While describing the ordeal endured by Imam Malik in which he was severely beaten, to the extent that ‘his arm was wrenched out of its socket and a huge injustice had been perpetrated against him. Yet, by God, Malik didn’t cease to be held in high esteem,’1 Imam al-Dhahabi wrote the following:

‘This is the result of a praiseworthy trial which only serves to raise a person’s rank and esteem in the sight of believers. Whatever the case, it is what our own hands earn; yet God pardons much. “Whoever God intends to show goodness to, He tries him through ordeals.”2 The Prophet ﷺ also said: “Everything decreed for the believer is good for him.”3 God, exalted is He, said: We shall try you until We know those of you who strive and those who patiently persevere. [Q.47:31] The following words were revealed by God about the battle of Uhud: When disaster befell you after you had inflicted losses twice as heavy, you exclaimed: “How did this happen?” Say: “It was from yourselves.” [Q.3:165] God further said: Whatever misfortune befalls you, it is what your own hands have earned, and He pardons much. [Q.42:30]

‘Thus a believer, when he is tried, shows patient, takes admonition, seeks God’s forgiveness and does not busy himself in blaming the one who mistreated him. For God’s judgement is just. Instead, he should thank God that his faith remains intact, realising that worldly punishment is both lighter and better for him.’4

But patience amidst trials, adversity or suffering – without the heart becoming resentful, bitter or hard – exists only if there is a sense of proportion. Suffering is bearable only if it is understood; even when such understanding is vaguely formulated. The fact that I am grieving, does not mean the world is out of sync. The fact that I have been done injury to, does not mean that God is unjust. The fact that my life is now darkened by tragedy, does not mean that no sun shines upon creation.

The believer endures precisely because adversity and suffering are not seen as senseless or meaningless. Instead, he or as she sees such trails as invested with purpose. They know this worldly life is a preparation for what comes after. The believer views trials as being, not something negative, but part of life’s learning where the divine intent is to nurture our latent potential in order to bring out the best in us, or to refine and raise our rank with God, or prune and purify us from sins, or to simply humble us and bring home to us how powerless we are in the face of affliction and how in need we all are of God’s grace. Moreover, the believer is less concerned with why they face trials and ordeals – which he or she is content to leave to a Wisdom far greater than their own – than with the appropriate response we should offer God in such situations.
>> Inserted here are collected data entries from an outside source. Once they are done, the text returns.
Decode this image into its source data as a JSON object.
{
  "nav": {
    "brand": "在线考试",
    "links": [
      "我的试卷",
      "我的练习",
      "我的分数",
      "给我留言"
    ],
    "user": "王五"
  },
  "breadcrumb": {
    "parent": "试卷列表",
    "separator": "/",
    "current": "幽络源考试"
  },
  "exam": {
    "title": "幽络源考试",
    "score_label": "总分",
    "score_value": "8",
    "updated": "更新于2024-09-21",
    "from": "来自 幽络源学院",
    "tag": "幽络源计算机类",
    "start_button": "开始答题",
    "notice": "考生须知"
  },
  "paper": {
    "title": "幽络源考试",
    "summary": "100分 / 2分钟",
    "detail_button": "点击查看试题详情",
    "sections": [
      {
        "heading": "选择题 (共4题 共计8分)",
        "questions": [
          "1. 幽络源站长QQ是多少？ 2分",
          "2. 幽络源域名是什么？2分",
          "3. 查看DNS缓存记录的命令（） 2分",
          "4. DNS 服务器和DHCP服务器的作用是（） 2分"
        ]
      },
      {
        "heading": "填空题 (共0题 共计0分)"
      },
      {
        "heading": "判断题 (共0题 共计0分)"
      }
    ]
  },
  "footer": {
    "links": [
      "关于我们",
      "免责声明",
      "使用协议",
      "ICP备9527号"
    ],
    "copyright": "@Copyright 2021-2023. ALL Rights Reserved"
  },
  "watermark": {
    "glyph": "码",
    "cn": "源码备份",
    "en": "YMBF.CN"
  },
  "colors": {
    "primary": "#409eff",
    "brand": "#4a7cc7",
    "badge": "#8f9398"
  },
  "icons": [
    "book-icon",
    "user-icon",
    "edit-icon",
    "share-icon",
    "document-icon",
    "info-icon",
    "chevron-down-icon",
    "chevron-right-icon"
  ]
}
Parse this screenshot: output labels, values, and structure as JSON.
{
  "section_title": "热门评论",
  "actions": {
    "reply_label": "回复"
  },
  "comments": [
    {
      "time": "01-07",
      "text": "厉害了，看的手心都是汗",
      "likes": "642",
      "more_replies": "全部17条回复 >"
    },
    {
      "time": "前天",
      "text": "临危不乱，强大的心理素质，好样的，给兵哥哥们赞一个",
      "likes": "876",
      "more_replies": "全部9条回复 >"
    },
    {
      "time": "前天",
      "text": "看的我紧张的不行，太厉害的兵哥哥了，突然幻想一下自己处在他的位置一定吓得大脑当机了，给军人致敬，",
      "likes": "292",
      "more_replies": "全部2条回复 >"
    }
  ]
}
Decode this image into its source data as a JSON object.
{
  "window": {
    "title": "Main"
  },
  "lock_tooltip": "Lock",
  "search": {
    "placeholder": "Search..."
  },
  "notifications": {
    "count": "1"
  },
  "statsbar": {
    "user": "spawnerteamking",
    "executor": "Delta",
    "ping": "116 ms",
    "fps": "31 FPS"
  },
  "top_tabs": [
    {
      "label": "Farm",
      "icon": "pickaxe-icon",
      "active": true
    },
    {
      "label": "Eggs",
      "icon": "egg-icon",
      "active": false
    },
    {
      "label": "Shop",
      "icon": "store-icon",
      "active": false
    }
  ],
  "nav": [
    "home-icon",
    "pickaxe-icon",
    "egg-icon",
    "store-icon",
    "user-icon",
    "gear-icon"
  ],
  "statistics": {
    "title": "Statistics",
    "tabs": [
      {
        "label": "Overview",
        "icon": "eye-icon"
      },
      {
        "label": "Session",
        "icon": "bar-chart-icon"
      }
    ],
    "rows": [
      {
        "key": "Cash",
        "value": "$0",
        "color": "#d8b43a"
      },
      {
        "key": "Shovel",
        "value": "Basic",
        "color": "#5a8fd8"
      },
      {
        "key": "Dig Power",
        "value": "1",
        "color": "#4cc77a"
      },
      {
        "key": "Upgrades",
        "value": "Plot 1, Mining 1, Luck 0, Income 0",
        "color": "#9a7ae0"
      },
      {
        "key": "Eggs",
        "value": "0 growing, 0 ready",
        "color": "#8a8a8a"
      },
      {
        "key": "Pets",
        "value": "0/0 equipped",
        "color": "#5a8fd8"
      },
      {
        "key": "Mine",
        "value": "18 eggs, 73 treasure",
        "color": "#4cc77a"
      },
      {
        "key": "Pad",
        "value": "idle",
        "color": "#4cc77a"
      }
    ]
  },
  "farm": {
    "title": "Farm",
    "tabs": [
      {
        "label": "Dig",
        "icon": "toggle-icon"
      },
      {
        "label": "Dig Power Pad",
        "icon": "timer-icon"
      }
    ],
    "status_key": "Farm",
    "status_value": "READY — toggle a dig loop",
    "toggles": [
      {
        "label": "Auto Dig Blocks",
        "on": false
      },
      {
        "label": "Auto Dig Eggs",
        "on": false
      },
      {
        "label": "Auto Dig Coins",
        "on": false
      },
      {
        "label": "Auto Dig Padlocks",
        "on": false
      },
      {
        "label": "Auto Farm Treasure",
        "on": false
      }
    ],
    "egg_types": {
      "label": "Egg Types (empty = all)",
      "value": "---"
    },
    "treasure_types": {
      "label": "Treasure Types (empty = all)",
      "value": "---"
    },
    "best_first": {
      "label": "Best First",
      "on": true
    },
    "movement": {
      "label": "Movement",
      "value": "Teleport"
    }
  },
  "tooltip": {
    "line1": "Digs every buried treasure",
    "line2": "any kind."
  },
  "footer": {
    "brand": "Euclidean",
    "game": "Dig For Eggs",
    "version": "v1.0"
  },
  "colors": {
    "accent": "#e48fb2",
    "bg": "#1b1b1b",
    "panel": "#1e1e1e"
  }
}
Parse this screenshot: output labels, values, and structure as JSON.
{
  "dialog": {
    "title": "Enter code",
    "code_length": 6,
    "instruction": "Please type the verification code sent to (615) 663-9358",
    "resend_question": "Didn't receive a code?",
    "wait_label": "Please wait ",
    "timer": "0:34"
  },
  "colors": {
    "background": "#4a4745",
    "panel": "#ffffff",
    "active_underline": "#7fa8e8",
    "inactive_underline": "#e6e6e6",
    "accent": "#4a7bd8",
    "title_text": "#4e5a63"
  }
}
1. Siyar A‘lam al-Nubala (Beirut: Mu’assasah al-Risalah, 1998), 8:80-1.

2. Al-Bukhari, no.5645.

3. Muslim, no.2999.

4. Siyar A‘lam al-Nubala, 8:81.

2 thoughts on “On Praiseworthy Trials, Patience & Firmness Upon the Path

  1. <>

    Amazing. I guess there is something really powerful and redeeming in the idea that this entire world around us is merely a manifestation of God’s names and attributes, and his will, nothing more. God is the only reality (easy to misunderstand except for those grounded in knowledge).

    I think the challenge is finding the harmony and balance existentially and practically between personal responsibility (for oneself as well as others) and resignation to God’s will.

    I see something empowering in the idea that the Shariah dictates what you DO in given circumstances, even if you don’t understand or like how those circumstances came to be when they are beyond your control.

    I think there can be a failure though not to aspire to take greater control of ones environment preferring a passive response rather than an active approach. What would you advise there? So, for example, we should aspire to improve our situation so people don’t become afflicted with preventable illnesses in the first place while acknowledging only God controls the outcome. Our only metric of measurement is our own works though we have long term milestones to guide our actions.

    1. Although yours is not a question, I’ve been thinking about how to reply to your comment for a while now. Then I realised, there is nothing I can say. Yours was a comment I agree with a hundred percent. You’ve summarised the approach, attitude and response we as Muslim should have, perfectly, mashallah.